To prevent any misunderstandings, I’m going to preface this by saying that I love my boss. Not love love; it’s not like that. But as a boss, he’s quite awesome. He’s a nice guy, is supportive of my professional goals and concerns, and is very pro-work/life balance, which I really respect.
But this week he is on vacation. Our team of five is down to four and I’m pretty much running the show. And I’m surprised to say, I kind of dig it.
Why surprised? A lot of people (maybe even all six of my lovely readers) will read this and think, “Duh. Working for other people sucks.” And I get that some people chafe under the authority of others. I am not one of those people. I rather like being led and having guidance.
I don’t really enjoy telling other people what to do or being responsible for them, so I have never considered myself to be the leadership type. I think I’m more of the minion type, one who is given instructions, puts her head down, and gets stuff done. I tend to be pretty happy in that zone.
But the cool thing about being in charge is that I am suddenly in control of timing. Things are getting done when I want them done, because I’m doing them, rather than waiting for someone else to do them when they are good and ready. In a job that has constant urgent deadlines to adhere to, this is very exciting. (You might ask why I don’t do these things normally, if it makes me so happy. It’s because GAAP, IFRS, and SOX all say I can’t. Look them up if you want, but I wouldn’t advise it. It’s very boring reading.)
So all this week, despite having just as much work as I always have — possibly more — instead of being super-stressed by the deadlines and the people who want everything right this second, I’m feeling really zen about it all. Not having to wait for other people to do things before I can do the things I need to do means that I can get a lot more done.
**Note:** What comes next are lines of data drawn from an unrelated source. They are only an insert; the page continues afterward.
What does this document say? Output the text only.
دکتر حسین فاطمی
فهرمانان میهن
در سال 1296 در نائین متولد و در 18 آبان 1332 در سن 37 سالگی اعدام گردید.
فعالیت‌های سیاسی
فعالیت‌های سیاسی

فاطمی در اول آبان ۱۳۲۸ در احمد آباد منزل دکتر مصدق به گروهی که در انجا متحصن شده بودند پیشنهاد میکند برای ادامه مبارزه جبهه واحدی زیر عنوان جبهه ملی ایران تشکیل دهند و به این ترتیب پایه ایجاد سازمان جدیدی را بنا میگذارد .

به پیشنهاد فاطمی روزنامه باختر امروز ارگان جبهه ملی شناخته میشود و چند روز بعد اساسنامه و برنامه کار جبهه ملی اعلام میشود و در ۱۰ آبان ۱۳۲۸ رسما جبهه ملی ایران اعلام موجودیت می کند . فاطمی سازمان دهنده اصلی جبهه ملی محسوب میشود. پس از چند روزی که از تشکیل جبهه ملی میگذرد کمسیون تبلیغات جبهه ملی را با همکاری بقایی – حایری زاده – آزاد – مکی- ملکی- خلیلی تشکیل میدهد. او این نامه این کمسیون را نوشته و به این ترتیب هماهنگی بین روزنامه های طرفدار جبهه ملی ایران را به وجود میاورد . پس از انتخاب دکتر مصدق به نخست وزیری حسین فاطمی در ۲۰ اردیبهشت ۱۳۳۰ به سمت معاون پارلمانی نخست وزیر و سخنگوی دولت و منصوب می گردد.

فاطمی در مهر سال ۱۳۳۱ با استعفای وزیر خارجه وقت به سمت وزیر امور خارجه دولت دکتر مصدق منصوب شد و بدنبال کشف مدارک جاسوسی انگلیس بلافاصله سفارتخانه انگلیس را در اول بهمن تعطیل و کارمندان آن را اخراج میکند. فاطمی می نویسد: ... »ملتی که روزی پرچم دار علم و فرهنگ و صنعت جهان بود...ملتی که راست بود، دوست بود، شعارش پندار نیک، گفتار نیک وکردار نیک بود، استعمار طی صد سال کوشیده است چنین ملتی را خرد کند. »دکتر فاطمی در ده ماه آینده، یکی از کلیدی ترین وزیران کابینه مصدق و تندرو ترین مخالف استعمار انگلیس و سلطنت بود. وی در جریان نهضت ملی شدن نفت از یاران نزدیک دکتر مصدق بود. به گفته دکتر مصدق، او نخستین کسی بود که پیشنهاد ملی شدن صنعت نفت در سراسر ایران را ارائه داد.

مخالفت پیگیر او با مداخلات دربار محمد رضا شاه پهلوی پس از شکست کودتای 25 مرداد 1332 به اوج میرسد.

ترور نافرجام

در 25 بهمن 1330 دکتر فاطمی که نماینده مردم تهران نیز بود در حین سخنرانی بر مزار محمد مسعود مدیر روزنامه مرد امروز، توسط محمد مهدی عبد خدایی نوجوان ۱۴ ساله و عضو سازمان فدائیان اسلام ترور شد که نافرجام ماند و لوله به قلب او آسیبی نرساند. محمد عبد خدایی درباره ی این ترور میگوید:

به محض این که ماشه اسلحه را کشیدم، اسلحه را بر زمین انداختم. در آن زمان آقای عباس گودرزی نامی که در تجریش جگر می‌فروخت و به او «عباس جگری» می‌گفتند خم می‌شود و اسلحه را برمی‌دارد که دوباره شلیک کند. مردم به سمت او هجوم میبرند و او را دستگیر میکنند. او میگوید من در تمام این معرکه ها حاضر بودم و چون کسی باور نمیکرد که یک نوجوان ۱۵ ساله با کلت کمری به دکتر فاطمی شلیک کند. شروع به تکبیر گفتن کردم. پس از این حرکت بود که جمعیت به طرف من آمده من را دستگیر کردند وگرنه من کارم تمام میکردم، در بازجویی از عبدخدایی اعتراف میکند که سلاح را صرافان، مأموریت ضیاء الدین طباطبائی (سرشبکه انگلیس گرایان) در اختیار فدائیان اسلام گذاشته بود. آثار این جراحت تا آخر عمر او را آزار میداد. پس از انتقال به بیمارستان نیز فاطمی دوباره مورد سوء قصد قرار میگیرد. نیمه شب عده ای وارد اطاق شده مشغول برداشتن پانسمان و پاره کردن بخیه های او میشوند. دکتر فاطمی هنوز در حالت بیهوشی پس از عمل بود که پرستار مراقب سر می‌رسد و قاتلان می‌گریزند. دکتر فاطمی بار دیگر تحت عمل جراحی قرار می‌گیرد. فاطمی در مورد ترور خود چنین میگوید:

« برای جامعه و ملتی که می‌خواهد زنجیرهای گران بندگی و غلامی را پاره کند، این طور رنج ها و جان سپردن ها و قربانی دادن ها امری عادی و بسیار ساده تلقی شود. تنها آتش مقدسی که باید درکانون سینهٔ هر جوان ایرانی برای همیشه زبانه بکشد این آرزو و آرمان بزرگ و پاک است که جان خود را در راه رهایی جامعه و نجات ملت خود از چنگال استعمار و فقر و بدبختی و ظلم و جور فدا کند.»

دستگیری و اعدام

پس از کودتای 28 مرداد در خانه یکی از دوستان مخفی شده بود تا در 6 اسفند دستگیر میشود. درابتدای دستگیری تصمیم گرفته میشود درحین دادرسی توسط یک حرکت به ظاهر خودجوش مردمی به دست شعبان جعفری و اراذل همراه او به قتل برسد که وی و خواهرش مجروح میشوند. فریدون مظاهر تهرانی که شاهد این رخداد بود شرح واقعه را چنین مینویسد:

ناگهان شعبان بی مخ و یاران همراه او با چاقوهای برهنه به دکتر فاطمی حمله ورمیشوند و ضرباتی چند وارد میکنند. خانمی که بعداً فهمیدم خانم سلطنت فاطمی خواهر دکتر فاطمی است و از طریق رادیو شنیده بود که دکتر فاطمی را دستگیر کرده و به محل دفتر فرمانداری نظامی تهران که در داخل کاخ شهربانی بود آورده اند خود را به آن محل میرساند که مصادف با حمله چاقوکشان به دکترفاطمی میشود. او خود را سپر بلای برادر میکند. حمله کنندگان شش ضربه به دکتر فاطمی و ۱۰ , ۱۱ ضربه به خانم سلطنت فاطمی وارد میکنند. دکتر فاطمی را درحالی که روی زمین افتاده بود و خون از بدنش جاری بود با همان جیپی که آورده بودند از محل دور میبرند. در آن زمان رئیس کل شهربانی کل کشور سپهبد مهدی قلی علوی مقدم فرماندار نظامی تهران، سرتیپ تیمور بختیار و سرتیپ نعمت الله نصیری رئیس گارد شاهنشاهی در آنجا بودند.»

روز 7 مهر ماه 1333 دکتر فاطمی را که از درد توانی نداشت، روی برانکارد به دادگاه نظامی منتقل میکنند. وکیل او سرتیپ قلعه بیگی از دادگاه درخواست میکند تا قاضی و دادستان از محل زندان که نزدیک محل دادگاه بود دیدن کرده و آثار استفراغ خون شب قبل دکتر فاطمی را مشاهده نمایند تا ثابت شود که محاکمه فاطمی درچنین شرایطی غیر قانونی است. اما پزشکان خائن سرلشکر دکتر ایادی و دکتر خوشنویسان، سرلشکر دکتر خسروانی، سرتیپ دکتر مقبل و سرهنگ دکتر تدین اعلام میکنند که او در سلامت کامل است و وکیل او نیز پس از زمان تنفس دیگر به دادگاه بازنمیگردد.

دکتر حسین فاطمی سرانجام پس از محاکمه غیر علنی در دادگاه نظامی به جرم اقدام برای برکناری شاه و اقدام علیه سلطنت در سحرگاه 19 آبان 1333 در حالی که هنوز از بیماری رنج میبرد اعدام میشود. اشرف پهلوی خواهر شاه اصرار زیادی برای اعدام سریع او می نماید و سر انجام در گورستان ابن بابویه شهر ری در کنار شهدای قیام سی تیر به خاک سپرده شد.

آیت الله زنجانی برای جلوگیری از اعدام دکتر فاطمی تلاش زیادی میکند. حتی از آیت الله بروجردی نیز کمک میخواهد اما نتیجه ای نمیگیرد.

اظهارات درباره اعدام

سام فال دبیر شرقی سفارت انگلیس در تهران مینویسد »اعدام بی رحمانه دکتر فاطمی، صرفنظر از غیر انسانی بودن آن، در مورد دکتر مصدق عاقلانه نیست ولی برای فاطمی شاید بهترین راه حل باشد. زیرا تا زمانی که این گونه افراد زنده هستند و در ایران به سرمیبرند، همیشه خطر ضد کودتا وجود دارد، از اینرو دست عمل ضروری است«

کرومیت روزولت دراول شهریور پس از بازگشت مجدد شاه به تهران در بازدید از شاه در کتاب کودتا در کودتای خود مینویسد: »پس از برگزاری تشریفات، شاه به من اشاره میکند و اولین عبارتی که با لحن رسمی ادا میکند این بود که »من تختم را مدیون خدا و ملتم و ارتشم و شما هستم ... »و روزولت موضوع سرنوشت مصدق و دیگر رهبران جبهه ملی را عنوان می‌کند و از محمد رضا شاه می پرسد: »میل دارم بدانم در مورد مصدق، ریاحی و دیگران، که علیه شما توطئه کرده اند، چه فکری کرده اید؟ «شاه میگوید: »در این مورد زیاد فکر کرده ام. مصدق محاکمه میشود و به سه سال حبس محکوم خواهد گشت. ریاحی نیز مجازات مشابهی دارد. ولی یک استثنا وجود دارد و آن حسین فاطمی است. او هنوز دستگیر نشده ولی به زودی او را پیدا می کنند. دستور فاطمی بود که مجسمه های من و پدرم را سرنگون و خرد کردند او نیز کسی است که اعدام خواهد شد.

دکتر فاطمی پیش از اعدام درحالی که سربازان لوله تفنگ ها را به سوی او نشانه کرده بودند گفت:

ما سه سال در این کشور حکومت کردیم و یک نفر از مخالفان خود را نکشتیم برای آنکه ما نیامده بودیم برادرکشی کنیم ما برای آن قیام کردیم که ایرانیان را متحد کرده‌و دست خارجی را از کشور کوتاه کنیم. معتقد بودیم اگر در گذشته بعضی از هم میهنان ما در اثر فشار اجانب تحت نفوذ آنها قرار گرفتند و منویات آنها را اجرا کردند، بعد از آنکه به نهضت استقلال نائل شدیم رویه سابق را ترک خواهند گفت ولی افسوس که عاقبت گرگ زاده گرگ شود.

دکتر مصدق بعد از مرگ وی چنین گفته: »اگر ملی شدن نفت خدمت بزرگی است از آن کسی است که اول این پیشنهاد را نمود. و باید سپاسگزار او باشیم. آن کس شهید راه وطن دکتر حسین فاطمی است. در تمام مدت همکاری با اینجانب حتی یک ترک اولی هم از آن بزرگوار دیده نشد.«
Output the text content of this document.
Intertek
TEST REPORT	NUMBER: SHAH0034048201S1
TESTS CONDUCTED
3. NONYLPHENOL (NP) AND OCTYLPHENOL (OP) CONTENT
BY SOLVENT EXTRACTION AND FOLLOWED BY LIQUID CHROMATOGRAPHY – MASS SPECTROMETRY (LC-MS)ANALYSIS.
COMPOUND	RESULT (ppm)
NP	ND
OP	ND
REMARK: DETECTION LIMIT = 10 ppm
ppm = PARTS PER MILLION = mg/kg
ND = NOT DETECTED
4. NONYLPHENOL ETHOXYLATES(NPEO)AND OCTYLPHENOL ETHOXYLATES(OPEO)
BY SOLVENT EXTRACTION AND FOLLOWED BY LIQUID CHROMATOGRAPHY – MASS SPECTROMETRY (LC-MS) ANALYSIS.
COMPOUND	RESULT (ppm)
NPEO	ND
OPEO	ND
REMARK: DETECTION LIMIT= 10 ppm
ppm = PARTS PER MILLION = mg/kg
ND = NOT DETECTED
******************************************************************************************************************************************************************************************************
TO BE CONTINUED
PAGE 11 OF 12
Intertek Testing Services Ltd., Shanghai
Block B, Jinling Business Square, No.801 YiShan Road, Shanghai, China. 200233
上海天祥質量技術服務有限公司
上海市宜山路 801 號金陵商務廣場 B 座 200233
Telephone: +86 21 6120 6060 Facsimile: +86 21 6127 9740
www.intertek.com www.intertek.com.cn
My efficiency is fantastic and I’m completely calm, because I know exactly what I can finish without depending on people who have different priorities.
I thought the added responsibility and work would be difficult and stressful for me, but it’s been the opposite. I have complete ownership over what is going on in my department, and as a result (possibly because deep down I don’t actually trust anyone but me to do things right), I feel confident that everything is going to be fine. And it is.
So what is this? I have never, ever seen myself in a leadership role. I am an excellent follower, dammit! That sounds silly, but this is provoking an identity crisis for me. I am apparently not who I thought I was on Sunday. Maybe I don’t know myself at all. Maybe I want completely different things from what I think I want. Maybe everything I thought I knew was a lie!
It’s all extremely confusing.
2 thoughts on “The Weirdness of Being 32 and Learning Something About Yourself That You Didn’t Know Before”
Also 32 and also finding out a lot of new things about myself.. I guess we could be in for a few very dull decades if we were all out of surprises already. Good for you!
Thanks, and excellent point. Still, you’d think if you knew anyone, it would be yourself. Surprises like this always shake me a bit, which is good, I think, because complacency is boring. I guess I like to delude myself into thinking I’m quite aware of things, and times like this make me realize I’m really not.